ETA: Forgot to mention, the dimension of the space is not sufficient to give an answer. The surface of a torus is a two-dimensional space, but you need seven colors there.
This is an excellent explanation of the proof. I wish these details were in the original article. Thanks.
That is an interesting question. I know of a case that requires at least six; can anyone find any higher?
Eight. I’ll spoiler my description, since everyone here loves a puzzle.
[spoiler]Start with a solid regular tetrahedron. From some thin material, cut four triangles with beveled edges that just fit over the tetrahedron, giving you four pieces that touch each other and touch the tetrahedron.
Next, place the original tetrahedron on the table balanced on one of its edges, and cut it in half horizontally. This gives you two pieces, each with five sides: two triangles, two parallelograms, and one square. (You’ve probably seen these shapes in the “make a pyramid” puzzle.) Place each piece with its square side down, then cut it in half with a vertical plane cut that divides in two all five surfaces. (Any cut that goes through the piece’s axis, and intersects the square along a side that touches a triangle, will do.) Each piece still touches all four surface pieces, and each of the other three interior pieces, so all eight pieces are in contact with every other piece.[/spoiler]
Nine or ten, but it’s progressively harder to describe, and the board ate my first attempt, so you’re getting the short version.
In the eight piece solution, there’s a vertical line running through the middle that is adjacent to each of the eight pieces.

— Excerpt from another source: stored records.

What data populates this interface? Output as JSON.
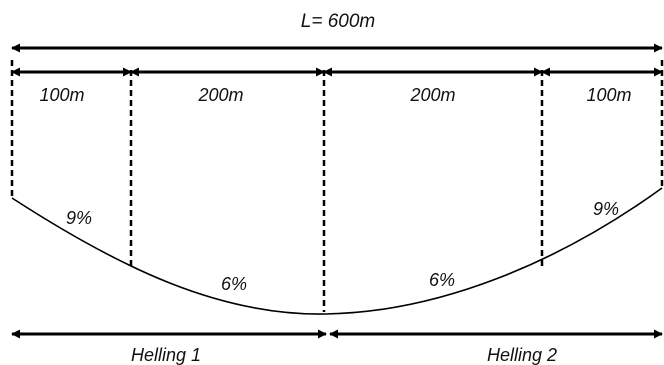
{
  "total_length": "L= 600m",
  "segments": [
    "100m",
    "200m",
    "200m",
    "100m"
  ],
  "grades": [
    "9%",
    "6%",
    "6%",
    "9%"
  ],
  "slopes": [
    "Helling 1",
    "Helling 2"
  ]
}
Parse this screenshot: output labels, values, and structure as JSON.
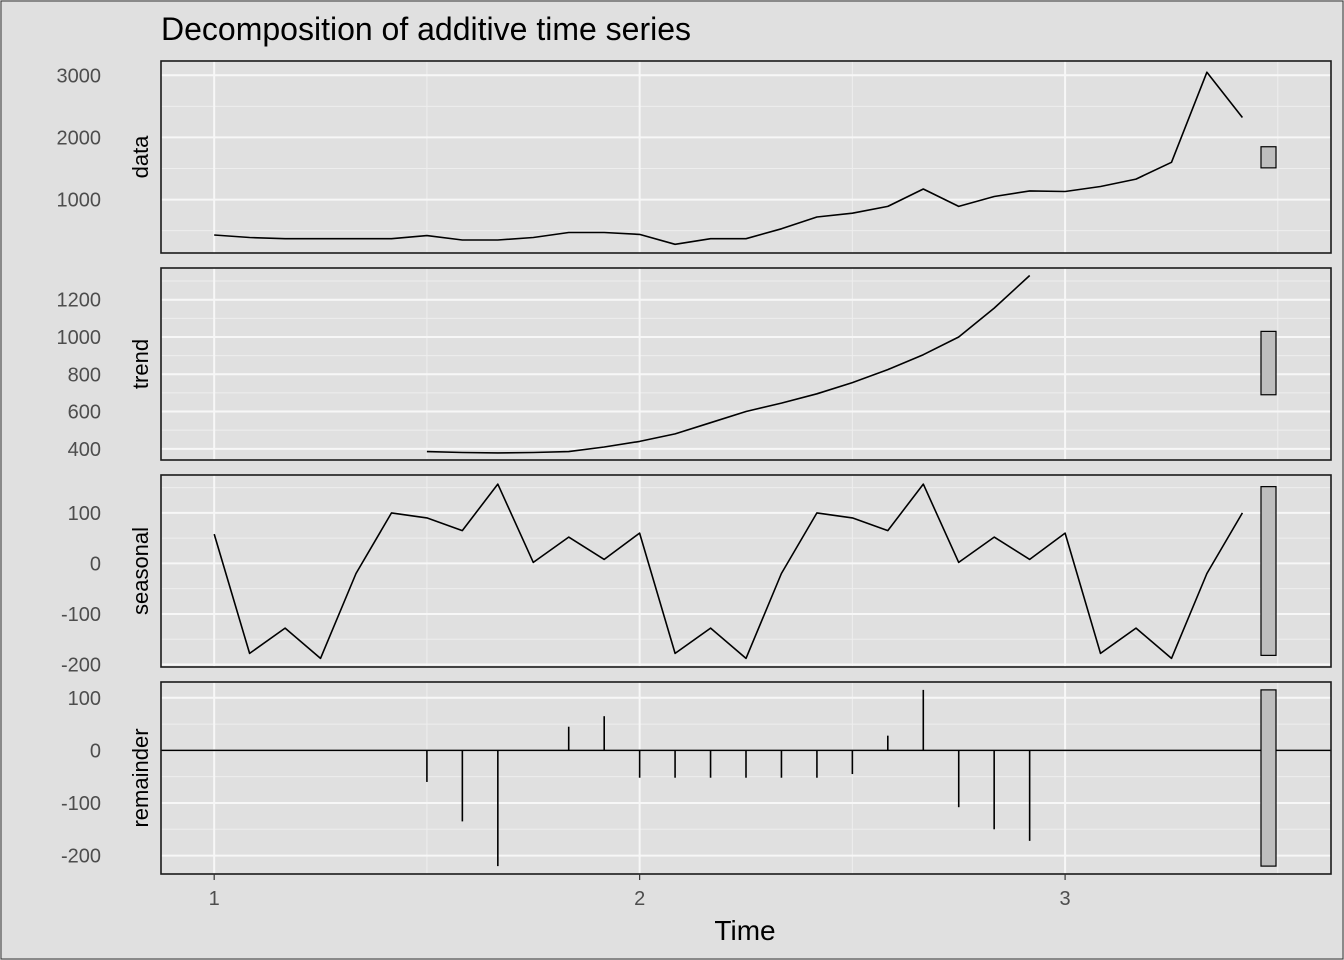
{
  "chart_data": {
    "type": "line",
    "title": "Decomposition of additive time series",
    "xlabel": "Time",
    "x_ticks": [
      "1",
      "2",
      "3"
    ],
    "xlim": [
      0.875,
      3.625
    ],
    "x": [
      1.0,
      1.0833,
      1.1667,
      1.25,
      1.3333,
      1.4167,
      1.5,
      1.5833,
      1.6667,
      1.75,
      1.8333,
      1.9167,
      2.0,
      2.0833,
      2.1667,
      2.25,
      2.3333,
      2.4167,
      2.5,
      2.5833,
      2.6667,
      2.75,
      2.8333,
      2.9167,
      3.0,
      3.0833,
      3.1667,
      3.25,
      3.3333,
      3.4167
    ],
    "grid": true,
    "panels": [
      {
        "name": "data",
        "ylabel": "data",
        "style": "line",
        "y_ticks": [
          "1000",
          "2000",
          "3000"
        ],
        "y_tick_values": [
          1000,
          2000,
          3000
        ],
        "ylim": [
          140,
          3230
        ],
        "scale_bar": [
          1510,
          1850
        ],
        "values": [
          430,
          390,
          370,
          370,
          370,
          370,
          420,
          350,
          350,
          390,
          470,
          470,
          440,
          280,
          370,
          370,
          530,
          720,
          780,
          890,
          1170,
          890,
          1050,
          1140,
          1130,
          1210,
          1330,
          1600,
          3050,
          2320
        ]
      },
      {
        "name": "trend",
        "ylabel": "trend",
        "style": "line",
        "y_ticks": [
          "400",
          "600",
          "800",
          "1000",
          "1200"
        ],
        "y_tick_values": [
          400,
          600,
          800,
          1000,
          1200
        ],
        "ylim": [
          340,
          1370
        ],
        "scale_bar": [
          690,
          1030
        ],
        "values": [
          null,
          null,
          null,
          null,
          null,
          null,
          385,
          380,
          378,
          380,
          385,
          410,
          440,
          480,
          540,
          600,
          645,
          695,
          755,
          825,
          905,
          1000,
          1155,
          1330,
          null,
          null,
          null,
          null,
          null,
          null
        ]
      },
      {
        "name": "seasonal",
        "ylabel": "seasonal",
        "style": "line",
        "y_ticks": [
          "-200",
          "-100",
          "0",
          "100"
        ],
        "y_tick_values": [
          -200,
          -100,
          0,
          100
        ],
        "ylim": [
          -205,
          175
        ],
        "scale_bar": [
          -182,
          152
        ],
        "values": [
          58,
          -178,
          -128,
          -188,
          -20,
          100,
          90,
          65,
          157,
          2,
          52,
          8,
          60,
          -178,
          -128,
          -188,
          -20,
          100,
          90,
          65,
          157,
          2,
          52,
          8,
          60,
          -178,
          -128,
          -188,
          -20,
          100
        ]
      },
      {
        "name": "remainder",
        "ylabel": "remainder",
        "style": "stem",
        "baseline": 0,
        "y_ticks": [
          "-200",
          "-100",
          "0",
          "100"
        ],
        "y_tick_values": [
          -200,
          -100,
          0,
          100
        ],
        "ylim": [
          -235,
          130
        ],
        "scale_bar": [
          -220,
          115
        ],
        "values": [
          null,
          null,
          null,
          null,
          null,
          null,
          -60,
          -135,
          -220,
          null,
          45,
          65,
          -52,
          -52,
          -52,
          -52,
          -52,
          -52,
          -45,
          28,
          115,
          -108,
          -150,
          -172,
          null,
          null,
          null,
          null,
          null,
          null
        ]
      }
    ]
  }
}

Change the last pair of cuts so that each face becomes angled, with the two resulting pieces touching over less than half the original face, and with a wedge between them removed. Assemble the inner tetrahedron with the wedges missing, and there’s a kite-shaped hole that runs vertically through it, where a ninth piece can be added that touches each of the other eight.
If these cuts are made vertical, there’s no way to cut the new piece in two such that each piece touches all the others, but from pictures I’ve drawn, I believe the cuts can be skewed a little bit, so that a single plane cut through the new piece will have a least a small bit of face touching each of the original eight, giving a total of ten pieces, all of which touch each other.
I think I see a way that requires nine, but it would be a real pain to describe and it sounds like ZenBeam already has me beat.
Here’s an illustration of my way of requiring nine colors. (Hopefully I didn’t mess it up.)
Start with a flat slab, and split it into four pieces as in the left most image. Each piece touches all the rest, so four colors are required.
Directly on top of this slab we can add a second slab, split into four convex pieces as shown in the middle image. (Notice the small green piece between the red and blue pieces, and also note that the red and blue pieces extend beyond the green piece so as to touch each other.) Each piece in the upper slab touches the other three in the upper slab and all four in the lower slab, so now four new colors are required, bringing the total to eight.
We can add a third slab directly below the original slab, as in the rightmost image. This slab touches all four pieces of our original slab. However, we want it to touch all four pieces of the top slab as well, so we change our original slab so that its top face is angled. That way, the pieces in our top most slab are slanted, and they can extend past the edge of the original (middle) slab to touch the bottom slab. [At first I was worried that the bottom slab might not be able to touch the small green piece, since it doesn’t extend as far. But if necessary we can make the top face of the brown bottom slab angled downwards after it extends past the original (middle slab), so that that the outer portion of the bottom slab is flush with the top slab.]